Businesses in New Jersey are already under pressure, with many choosing to relocate due to the state’s fiscal policies. The timing for reintroducing the corporate tax surcharge could not be more inopportune, especially as neighboring Pennsylvania embarks on a journey to significantly reduce its own corporate tax rate to 5.99%. This move by New Jersey threatens to exacerbate the state’s competitive disadvantage in attracting and retaining businesses.

Adding to the business community’s concerns is the proposed “truck traffic excise fee,” estimated to cost a hefty $10 million annually. This fee is poised to increase shipping costs, which would ripple through the economy and potentially inflate prices for consumers at a time when inflation remains a persistent challenge.

The Governor’s budgetary strategy appears to be at odds with his earlier campaign promises where he assured voters that he would not pursue further tax hikes. Despite this pledge, the proposed tax increases are aimed at supporting a budget that has swelled state spending by an astonishing 60%. Even with these tax hikes, New Jersey is projected to grapple with a structural deficit.

At the heart of the budget controversy is the manipulation of the Debt Defeasance and Prevention Fund.
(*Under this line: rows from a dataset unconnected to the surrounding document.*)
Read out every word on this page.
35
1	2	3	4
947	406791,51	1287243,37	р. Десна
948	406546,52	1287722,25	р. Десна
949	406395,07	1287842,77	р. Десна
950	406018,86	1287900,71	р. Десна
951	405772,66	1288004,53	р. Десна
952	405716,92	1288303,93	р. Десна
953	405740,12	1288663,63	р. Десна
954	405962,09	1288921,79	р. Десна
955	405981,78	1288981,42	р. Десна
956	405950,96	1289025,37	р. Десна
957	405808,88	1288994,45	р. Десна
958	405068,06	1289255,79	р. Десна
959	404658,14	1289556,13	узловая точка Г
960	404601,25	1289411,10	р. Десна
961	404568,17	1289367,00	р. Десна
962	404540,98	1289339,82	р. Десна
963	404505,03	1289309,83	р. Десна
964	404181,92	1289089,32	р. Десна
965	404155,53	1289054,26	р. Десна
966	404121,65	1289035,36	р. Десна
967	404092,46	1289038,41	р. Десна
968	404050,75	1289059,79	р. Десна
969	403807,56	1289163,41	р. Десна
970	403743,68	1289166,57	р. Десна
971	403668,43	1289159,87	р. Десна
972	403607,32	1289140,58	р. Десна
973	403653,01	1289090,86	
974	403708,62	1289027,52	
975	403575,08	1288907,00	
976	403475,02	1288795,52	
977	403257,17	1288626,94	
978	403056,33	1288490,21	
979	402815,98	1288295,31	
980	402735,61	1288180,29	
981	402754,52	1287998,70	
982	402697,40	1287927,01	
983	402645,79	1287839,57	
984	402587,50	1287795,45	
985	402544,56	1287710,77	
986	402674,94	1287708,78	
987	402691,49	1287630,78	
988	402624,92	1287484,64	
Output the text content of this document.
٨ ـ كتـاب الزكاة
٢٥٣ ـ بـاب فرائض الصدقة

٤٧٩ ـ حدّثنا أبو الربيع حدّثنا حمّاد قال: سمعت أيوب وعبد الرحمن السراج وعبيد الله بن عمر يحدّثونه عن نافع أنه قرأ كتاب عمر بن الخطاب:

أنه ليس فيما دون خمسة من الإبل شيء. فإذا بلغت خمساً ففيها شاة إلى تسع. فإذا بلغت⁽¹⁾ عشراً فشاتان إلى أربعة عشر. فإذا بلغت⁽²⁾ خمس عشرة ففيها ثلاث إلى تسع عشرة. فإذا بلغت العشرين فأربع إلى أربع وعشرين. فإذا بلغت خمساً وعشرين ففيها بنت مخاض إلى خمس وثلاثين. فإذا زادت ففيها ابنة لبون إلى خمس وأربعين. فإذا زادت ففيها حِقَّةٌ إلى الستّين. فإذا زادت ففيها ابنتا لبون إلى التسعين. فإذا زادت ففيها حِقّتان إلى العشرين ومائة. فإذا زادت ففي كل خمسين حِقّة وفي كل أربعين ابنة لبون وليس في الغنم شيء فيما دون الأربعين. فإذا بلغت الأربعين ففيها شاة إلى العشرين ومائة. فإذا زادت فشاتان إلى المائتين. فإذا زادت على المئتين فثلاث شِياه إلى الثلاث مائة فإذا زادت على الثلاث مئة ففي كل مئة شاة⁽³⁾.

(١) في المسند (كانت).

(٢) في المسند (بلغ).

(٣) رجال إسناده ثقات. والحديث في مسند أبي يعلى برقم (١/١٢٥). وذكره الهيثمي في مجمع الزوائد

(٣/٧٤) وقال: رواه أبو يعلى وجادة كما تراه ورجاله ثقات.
This fund, originally established to reduce New Jersey’s considerable bonded debt, is now being eyed for a nearly $600 million diversion to the general fund—a move that could undermine its purpose of debt relief and capital project funding.

Moreover, Governor Murphy’s budget proposal boldly seeks legislative approval for an annual spending increase to nearly $56 billion, overshooting anticipated tax revenues by approximately $2 billion. This gap underscores a pattern of rising expenditures without a corresponding increase in revenue under Murphy’s administration.

While new debt prevention measures and spending hikes are on the table, including significant investments in infrastructure and public services, these come at a time when New Jersey faces a $1.8 billion structural deficit. The sustainability of such financial commitments remains a point of contention.

The budget also proposes property tax “relief” measures that effectively involve disbursing checks rather than addressing the root causes of New Jersey’s notoriously high property taxes. This approach continues a trend from Governor Murphy’s first term, which was marked by increasing budgets and annual tax hikes, culminating in over $2.778 billion in tax increases—not counting an additional $1.229 billion he proposed but did not enact.